【熊本地震】「このままでは地域が成り立たない」 100年続く村づくりに必要なものとは
熊本地震から2年が過ぎた。被災地の今を伝えるべく、今月は重点的に熊本県内各地を取材して回っている。まだまだ震災の爪痕が残る場所も多く、復興が道半ばであることを痛感する日々だ。そんな中、南阿蘇村で出会った一人の男性のことが、強く印象に残っている。
男性の名は、木之内農園の社長、村上進さん(54)。村上さんは地震前、同村立野に設置した1・2ヘクタールのビニールハウスで、イチゴの観光農園を営んでいた。九州屈指の規模を誇る観光農園は、県内外から家族連れなどが訪れる人気スポットに。年間4~5万人もの人々が訪れていた。
しかし、地震による土砂崩れで農業用水路と上下水道が断水。イチゴは全滅した。阿蘇大橋の架け替え場所に農地が含まれることもあり、木之内農園が立野地区で作付けしていた農地のうち、70%で耕作が難しくなった。イチゴジャムの加工場も全壊し、現在は阿蘇市の観光施設内で規模を縮小して製造している。

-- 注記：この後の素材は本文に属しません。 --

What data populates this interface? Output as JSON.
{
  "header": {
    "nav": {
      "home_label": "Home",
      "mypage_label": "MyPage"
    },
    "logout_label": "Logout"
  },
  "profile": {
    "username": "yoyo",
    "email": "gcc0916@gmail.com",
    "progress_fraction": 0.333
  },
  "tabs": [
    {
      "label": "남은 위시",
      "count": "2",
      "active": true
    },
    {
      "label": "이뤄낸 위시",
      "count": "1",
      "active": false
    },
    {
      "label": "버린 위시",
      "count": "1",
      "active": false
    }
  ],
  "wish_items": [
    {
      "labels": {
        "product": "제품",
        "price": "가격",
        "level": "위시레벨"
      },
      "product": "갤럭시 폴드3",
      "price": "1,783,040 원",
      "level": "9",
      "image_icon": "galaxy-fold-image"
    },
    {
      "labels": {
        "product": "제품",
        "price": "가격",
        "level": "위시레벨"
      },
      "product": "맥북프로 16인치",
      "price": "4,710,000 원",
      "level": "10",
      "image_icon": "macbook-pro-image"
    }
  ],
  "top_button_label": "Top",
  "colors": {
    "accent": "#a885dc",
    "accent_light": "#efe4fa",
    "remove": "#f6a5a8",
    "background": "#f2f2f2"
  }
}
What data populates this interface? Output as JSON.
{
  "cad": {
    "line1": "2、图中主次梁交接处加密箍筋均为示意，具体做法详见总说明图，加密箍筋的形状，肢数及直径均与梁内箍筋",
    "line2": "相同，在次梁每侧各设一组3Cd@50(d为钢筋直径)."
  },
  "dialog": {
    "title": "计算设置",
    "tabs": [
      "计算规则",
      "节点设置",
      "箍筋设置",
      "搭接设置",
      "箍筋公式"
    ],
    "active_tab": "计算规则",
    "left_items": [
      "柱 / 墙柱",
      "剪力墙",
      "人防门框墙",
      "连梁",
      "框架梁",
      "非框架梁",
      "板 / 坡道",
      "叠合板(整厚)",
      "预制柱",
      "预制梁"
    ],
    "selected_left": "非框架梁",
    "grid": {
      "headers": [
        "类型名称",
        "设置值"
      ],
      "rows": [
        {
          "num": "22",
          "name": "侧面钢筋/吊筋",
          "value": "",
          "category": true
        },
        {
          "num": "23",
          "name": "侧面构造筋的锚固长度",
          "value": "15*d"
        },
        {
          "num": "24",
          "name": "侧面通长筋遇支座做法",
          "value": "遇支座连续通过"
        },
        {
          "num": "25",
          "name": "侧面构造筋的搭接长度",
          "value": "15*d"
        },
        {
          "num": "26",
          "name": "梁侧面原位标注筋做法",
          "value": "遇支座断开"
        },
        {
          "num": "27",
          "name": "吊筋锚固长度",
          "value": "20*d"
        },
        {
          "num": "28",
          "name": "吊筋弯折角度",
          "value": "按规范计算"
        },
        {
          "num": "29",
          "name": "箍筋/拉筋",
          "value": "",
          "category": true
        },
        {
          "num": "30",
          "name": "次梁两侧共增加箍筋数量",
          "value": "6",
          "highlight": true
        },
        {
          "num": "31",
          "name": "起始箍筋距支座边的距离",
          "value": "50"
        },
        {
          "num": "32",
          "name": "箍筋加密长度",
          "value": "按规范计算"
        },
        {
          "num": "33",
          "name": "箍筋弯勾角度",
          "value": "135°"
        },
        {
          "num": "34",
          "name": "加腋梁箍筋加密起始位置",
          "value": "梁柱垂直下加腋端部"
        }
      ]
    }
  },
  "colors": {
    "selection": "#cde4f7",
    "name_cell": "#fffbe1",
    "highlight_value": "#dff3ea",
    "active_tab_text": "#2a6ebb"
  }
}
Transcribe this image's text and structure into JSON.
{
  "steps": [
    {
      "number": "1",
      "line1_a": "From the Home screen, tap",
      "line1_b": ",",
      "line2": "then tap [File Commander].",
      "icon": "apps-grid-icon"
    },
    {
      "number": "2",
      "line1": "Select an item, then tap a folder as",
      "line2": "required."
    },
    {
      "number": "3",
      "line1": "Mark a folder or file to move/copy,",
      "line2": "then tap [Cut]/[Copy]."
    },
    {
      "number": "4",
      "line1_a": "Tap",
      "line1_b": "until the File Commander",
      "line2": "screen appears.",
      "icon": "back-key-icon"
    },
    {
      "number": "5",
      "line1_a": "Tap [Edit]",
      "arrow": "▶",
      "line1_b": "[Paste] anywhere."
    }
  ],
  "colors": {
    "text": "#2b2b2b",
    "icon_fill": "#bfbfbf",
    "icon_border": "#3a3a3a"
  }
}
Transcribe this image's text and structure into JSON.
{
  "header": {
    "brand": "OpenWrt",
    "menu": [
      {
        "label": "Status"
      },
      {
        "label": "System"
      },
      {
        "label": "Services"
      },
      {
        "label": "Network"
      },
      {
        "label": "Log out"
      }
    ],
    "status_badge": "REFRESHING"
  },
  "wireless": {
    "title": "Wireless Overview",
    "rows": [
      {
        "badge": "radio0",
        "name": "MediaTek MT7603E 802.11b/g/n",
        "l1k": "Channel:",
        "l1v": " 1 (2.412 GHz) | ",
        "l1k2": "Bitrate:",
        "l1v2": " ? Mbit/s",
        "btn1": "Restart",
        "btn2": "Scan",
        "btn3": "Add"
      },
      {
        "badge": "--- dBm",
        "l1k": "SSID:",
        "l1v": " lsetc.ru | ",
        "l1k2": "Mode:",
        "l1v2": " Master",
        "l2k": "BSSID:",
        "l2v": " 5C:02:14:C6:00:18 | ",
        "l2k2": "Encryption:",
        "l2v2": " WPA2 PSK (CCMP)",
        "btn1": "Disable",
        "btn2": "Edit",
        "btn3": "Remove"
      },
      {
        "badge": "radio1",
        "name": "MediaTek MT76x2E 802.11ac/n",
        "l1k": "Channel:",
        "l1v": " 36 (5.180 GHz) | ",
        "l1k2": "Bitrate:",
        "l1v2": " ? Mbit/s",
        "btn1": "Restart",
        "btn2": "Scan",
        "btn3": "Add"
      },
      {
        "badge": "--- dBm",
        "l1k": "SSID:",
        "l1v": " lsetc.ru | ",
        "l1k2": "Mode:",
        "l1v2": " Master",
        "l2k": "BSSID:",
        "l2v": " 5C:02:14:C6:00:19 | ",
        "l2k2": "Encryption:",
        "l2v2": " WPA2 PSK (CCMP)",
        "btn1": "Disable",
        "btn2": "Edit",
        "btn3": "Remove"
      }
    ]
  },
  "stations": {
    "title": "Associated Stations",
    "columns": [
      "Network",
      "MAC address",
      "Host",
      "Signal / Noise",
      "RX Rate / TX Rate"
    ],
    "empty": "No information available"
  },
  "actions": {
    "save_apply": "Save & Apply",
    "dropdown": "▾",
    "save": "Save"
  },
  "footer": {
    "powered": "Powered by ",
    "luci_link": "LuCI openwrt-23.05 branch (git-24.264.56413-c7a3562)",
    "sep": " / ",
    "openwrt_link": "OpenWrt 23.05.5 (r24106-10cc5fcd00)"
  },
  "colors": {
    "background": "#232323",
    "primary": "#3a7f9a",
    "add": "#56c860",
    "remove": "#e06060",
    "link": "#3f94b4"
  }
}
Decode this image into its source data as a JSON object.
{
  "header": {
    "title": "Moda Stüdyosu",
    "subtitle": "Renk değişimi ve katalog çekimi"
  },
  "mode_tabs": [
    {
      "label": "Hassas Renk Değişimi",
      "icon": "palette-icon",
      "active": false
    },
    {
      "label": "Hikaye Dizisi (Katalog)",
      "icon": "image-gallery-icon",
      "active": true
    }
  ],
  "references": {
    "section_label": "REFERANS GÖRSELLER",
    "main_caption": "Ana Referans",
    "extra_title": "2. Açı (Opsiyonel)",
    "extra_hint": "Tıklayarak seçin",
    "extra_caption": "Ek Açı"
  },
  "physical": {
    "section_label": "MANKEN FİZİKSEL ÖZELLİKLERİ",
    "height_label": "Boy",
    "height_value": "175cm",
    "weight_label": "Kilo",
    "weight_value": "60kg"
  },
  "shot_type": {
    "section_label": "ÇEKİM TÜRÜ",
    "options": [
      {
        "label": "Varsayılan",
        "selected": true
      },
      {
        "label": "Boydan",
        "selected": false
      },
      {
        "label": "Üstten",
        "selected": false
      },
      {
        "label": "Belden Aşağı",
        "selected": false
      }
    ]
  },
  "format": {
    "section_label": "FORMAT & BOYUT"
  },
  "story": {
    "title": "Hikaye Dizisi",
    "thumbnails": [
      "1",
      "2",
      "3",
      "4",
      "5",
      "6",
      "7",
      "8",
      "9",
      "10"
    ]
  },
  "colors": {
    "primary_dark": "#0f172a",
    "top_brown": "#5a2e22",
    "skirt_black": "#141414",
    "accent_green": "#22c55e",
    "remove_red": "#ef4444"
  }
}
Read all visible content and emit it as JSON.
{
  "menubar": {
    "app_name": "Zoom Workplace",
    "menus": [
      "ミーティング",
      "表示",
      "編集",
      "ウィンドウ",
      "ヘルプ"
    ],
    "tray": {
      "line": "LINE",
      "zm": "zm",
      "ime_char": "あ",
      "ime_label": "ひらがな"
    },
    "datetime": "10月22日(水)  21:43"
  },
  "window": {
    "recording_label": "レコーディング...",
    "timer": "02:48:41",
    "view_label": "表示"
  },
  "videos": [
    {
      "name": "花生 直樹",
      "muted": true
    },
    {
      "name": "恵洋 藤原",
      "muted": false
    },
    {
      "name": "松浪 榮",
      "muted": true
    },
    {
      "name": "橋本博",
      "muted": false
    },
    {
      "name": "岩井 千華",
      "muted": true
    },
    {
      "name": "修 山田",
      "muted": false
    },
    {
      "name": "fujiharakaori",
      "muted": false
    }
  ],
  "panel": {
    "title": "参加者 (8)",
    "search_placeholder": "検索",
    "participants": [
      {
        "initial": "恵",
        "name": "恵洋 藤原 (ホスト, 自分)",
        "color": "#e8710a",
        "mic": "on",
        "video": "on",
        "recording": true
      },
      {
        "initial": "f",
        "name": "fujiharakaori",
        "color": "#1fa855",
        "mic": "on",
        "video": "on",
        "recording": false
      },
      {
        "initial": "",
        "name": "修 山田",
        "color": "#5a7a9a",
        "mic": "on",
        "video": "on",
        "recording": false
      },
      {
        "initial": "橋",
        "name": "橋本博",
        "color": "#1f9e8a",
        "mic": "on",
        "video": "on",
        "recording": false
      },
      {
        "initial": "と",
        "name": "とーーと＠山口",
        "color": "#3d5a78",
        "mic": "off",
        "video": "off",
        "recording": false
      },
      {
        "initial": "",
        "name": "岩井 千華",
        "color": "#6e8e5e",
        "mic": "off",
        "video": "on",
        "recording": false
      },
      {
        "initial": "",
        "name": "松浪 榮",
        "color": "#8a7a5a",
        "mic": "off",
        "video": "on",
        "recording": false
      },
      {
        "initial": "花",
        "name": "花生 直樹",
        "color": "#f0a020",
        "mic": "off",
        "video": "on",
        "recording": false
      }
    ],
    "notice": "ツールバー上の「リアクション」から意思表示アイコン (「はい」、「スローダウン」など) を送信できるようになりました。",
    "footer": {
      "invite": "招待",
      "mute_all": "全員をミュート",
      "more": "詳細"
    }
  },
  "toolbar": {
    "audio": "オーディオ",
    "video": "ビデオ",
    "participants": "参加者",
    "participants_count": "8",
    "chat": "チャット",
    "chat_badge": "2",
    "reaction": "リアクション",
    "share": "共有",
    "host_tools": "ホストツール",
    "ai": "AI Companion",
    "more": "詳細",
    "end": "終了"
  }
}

別の収入源を得ようと、村上さんはソバの栽培にも取り組んだ。しかし、野生のイノシシによって荒らされ、全滅。栽培は諦めた。試行錯誤の日々が続く。
村上さんが懸念するのが、地震による急速な過疎化だ。今回、立野地区では生活インフラが大きな打撃を受けた。生業やインフラがなくなり、そこで生活する人がいなければ、地域は成り立たない。
東京で生まれた村上さんだが、立野地区への思いは強い。「立野の人々がかつて整備したインフラを使って、農業をさせてもらっている。立野への感謝の気持ちを忘れたことはない」と語る。それだけに「今こそ地域に貢献したい」と、率直な思いを口にする。
「今」を考えるのではなく、「先」を意識しなければ、地域に未来はない。復興予算で見た目を元通りにしたところで、10年、20年後に地域が成り立たなくなることは目に見えている。50年、100年続く村づくりをするには、何が必要なのか。どうすればいいのか。村上さんは、頭を悩ませている。
村上さんは現在、観光農園を復活させようと準備を進めている。しかし、十分な水が得られないため、イチゴの苗を育てることが難しい。それでも「来年度中には再出発したい。それこそが100年続く村づくりの一助となるはず」と使命感を燃やす。
見た目を元通りにすることが「復興」ではない。その土地の「暮らし」を取り戻し、かつ未来へと続く環境を整備することこそが「復興」なのだ。新聞やテレビではさかんに「創造的復興」と叫ばれているが、本質的な「復興」とな何なのか。一度立ち止まって考える時に来ていると感じた取材であった。
※毎日新聞の連載「モリシの熊本通信」(2018年4月21日付)に一部加筆修正した。